While organisations like Refuge literally save lives as well as play important roles in providing psychological support to victims and their children, advocacy and lobbying for policy and legislative changes, Sandra insists that there is so much more to be done in terms of educating people, early interventions such as teaching children about relationships based on equality and respect and dealing with frustration without resorting to violence.
"Another thing we did is give out these cards to young women that identify some early warning signs to look out for before they get too involved in a relationship" says Sandra. "From research it has been seen that some of the signs that a partner may become abusive include: extreme jealousy and possessiveness, isolating the woman from family and friends, volatile behaviour such as changing from being charming to suddenly violent, using anger to intimidate such as smashing furniture, killing pets and so on. There was a woman whose husband had thrown the dog out the window from the 17th floor. The message was: It could be you next." Domestic violence says Sandra, has a pattern; it is systematic. "Many men grow up thinking they have a right to hit women because the society tolerates it and there is nothing to stop it, so they grow up thinking it is acceptable. Men have a role to stop it because it is something that is damaging all of us.
Sandra's short visit to Bangladesh, she says has been enlightening. "I was alarmed by the very high prevalence in Bangladesh. In a survey conducted by ICDDRB in 2001 (attached), about 60% of the sample of over 3,000 women of reproductive age in Bangladesh reported having been physically or sexually abused by their partner. This makes Bangladesh a country with one of the highest rates of domestic violence in the world. Bangladesh is also one of the only countries in the world in which the suicide rate among women is higher than among men. And there is a close correlation between domestic abuse and female suicide."
Sandra visited a number of shelters for victims of abuse, and spent time with international aid agencies, lawyers and NGOs, including the Bangladesh National Women's Lawyers Association (BNWLA), Ain o Salish Kendra (ASK) and Oxfam, who are conducting an awareness-raising campaign - the 'We Can' initiative that has motivated half a million chain-makers (half of whom are men) to spread the word that domestic violence is an unacceptable crime.
"Time and again I was struck by the complexity of the difficulties facing victims of domestic abuse in Bangladesh" says Sandra. "It is a myth that only poor women in rural areas of Bangladesh suffer from domestic violence; it affects the wealthiest too. But the poorer a woman is, the harder it is for her to escape from an extremely dangerous man. She is dependent on him financially, and so are her children. Frequently the woman's own parents and siblings want to help her escape but they simply cannot afford to rescue her, and so she has to endure extreme violence. Many of the people I met this week emphasised the need for more Bangladeshi women to be able to earn a living to enable them to escape abuse.

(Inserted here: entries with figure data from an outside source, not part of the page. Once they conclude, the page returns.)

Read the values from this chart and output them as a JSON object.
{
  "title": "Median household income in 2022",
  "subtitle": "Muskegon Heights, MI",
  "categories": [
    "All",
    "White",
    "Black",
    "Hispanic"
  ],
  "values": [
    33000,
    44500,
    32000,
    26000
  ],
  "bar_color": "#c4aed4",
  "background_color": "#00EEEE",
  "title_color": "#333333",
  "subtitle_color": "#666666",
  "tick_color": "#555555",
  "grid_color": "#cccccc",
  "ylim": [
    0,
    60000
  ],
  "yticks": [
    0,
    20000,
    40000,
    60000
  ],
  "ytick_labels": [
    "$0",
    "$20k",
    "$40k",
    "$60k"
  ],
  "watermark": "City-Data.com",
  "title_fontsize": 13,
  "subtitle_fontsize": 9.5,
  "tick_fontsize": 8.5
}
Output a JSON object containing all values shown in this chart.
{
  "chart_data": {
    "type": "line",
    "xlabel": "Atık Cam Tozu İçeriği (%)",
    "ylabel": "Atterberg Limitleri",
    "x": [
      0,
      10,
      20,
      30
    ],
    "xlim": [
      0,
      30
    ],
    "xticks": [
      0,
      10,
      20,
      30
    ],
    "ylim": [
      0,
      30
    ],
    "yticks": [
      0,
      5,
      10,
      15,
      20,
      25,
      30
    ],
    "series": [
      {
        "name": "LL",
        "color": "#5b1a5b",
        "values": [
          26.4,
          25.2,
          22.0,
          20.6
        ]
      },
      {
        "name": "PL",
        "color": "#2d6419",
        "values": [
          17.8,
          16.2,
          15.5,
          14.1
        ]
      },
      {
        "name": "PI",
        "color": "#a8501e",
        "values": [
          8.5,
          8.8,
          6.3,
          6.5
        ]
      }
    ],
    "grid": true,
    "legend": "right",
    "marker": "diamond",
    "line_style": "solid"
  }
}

Sandra also met with the Minister for Women and Children's Affairs, Dr Shirin Sharmin Chaudhury and was impressed by her pledge to push the domestic violence bill through parliament in January. "The bill is far-reaching" comments Sandra, "and includes the recommendation for a help line and a guarantee that men who have been arrested for abusing their wives will not be granted bail for at least three months, to ensure that their wives and children have time and space to plan for their safety."
This new law while a major breakthrough, cannot, by itself save lives, says Sandra. It is crucial that it is combined with a realistic implementation plan with appropriate levels of funding. People need to be educated about the disastrous effects of domestic violence on society to prevent it she believes; abused women and children have to be provided shelters, there should be helplines; they must be protected by arresting the offenders and victims must be offered civil remedies and legal aid. All this has to be done simultaneously along with the new law.